Heureux qui, comme Ulysse, a fait un beau voyage,
Ou, comme celui-là qui conquit la toison,
Et puis est revenu plein d'usage et raison
Vivre entre ses parents le reste de son AGE.

Quand reverrai-je hélas de mon petit KOUININE
Fumer la cheminée ? ÉT en quelle saison
Reverrai-je le clos de ma belle maison
Que je n'échange pas contre tout Constantine ?


Plus me plait le séjour qu'ont bâti mes aïeux
Que, des palais d'Alger , le front audacieux,
Plus que le marbre blanc mon LOUSS couleur de fèves.

Plus mes dunes dorées que le Mont Blideen,
Plus mon Erg Oriental que l'Atlas Tellien,
ÉT plus que l'air marin l'Oasis de mes rêves.

AladinZin

Commentaires (1)

Meskellil
  • 1. Meskellil | 10/01/2018
Bonsoir AladinZin,

Heureux qui comme Ulysse a voyagé…Rien de plus vrai. Très joli sonnet que j’interprète comme une parabole pour le voyage que fait chacun dans sa vie.

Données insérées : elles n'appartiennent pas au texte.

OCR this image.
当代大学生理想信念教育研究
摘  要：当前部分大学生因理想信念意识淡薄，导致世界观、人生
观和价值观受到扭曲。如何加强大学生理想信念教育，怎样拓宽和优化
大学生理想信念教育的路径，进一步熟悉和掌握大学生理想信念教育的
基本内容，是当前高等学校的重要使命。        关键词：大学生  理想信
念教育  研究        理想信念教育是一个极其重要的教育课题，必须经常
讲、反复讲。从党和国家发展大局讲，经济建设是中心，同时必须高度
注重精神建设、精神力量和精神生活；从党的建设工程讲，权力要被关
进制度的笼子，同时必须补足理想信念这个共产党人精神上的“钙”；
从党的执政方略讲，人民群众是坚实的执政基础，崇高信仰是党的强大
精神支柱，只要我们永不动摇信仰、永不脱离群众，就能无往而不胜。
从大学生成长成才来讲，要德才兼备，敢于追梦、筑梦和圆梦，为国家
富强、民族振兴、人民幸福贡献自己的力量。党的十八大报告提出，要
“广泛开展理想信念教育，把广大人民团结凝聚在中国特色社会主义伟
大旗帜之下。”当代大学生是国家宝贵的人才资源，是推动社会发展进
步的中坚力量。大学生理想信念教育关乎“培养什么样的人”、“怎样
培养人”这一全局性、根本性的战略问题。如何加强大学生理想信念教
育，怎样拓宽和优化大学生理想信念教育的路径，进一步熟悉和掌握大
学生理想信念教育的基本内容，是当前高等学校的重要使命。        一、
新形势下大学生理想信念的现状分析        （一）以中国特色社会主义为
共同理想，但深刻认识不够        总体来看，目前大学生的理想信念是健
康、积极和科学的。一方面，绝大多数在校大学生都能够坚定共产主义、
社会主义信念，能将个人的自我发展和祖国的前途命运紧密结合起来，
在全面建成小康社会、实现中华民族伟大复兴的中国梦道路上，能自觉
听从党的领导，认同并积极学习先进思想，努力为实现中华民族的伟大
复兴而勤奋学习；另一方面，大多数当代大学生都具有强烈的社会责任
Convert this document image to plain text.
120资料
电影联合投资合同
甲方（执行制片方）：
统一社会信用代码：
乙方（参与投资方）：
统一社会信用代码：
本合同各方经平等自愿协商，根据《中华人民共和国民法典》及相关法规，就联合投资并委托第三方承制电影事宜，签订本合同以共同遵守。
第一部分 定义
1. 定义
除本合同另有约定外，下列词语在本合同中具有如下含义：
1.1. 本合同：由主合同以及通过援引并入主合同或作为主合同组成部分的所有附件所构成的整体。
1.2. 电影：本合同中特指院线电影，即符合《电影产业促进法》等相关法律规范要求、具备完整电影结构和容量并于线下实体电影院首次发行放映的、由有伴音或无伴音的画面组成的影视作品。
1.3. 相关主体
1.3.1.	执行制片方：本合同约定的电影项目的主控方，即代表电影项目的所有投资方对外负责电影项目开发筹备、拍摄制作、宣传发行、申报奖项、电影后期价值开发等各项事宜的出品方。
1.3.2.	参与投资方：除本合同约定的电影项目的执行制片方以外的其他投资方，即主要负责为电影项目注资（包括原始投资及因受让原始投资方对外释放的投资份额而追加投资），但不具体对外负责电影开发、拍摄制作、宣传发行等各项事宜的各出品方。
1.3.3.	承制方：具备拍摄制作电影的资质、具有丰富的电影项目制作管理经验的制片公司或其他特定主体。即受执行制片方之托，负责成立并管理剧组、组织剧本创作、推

Heureux qui comme Ulysse a voyagé… rien de plus vrai aussi, seulement, comme nous le dit Sénèque « A quoi bon voyager si tu t’emmènes avec toi ? C’est d’âme qu’il faut changer non de climat ». Voyager, s’ouvrir, changer n’est pas seulement une question de déplacement géographique, on peut aller partout dans le monde et rester fermé comme une huitre, tout comme on peut rester chez soi et s’ouvrir au monde, merci Internet. Un monde à portée de soi, le nourrir et s’en nourrir, sans pour autant se perdre. Voyager est un déplacement de soi hors de soi pour aller à la rencontre de… Le mal du pays, ou la nostalgie peuvent être forts par moments il est vrai et c’est humain, mais l’exil peut être vécu par tout un chacun au sein même de son propre pays. Alors, je déplace volontiers ce « j’ai le mal du pays » vers « j’ai mal à mon pays, ou j’ai mal pour mon pays », et ça change totalement la perspective. Le patrimoine historique, cultuel, culturel du pays constitueront justement cet appui, cette force, cette volonté d’aller de l’avant, et d’agir dans la mesure de nos petits moyens pour vivifier, développer, enrichir, actualiser, donner du souffle à l’héritage immatériel précieux légué par les ancêtres, en un mot agir.

Et oui Abou El Kassim Chebbi a disparu si jeune, mais il reste telle une étoile filante dont la lumière nous éclaire toujours. Merci AladinZin.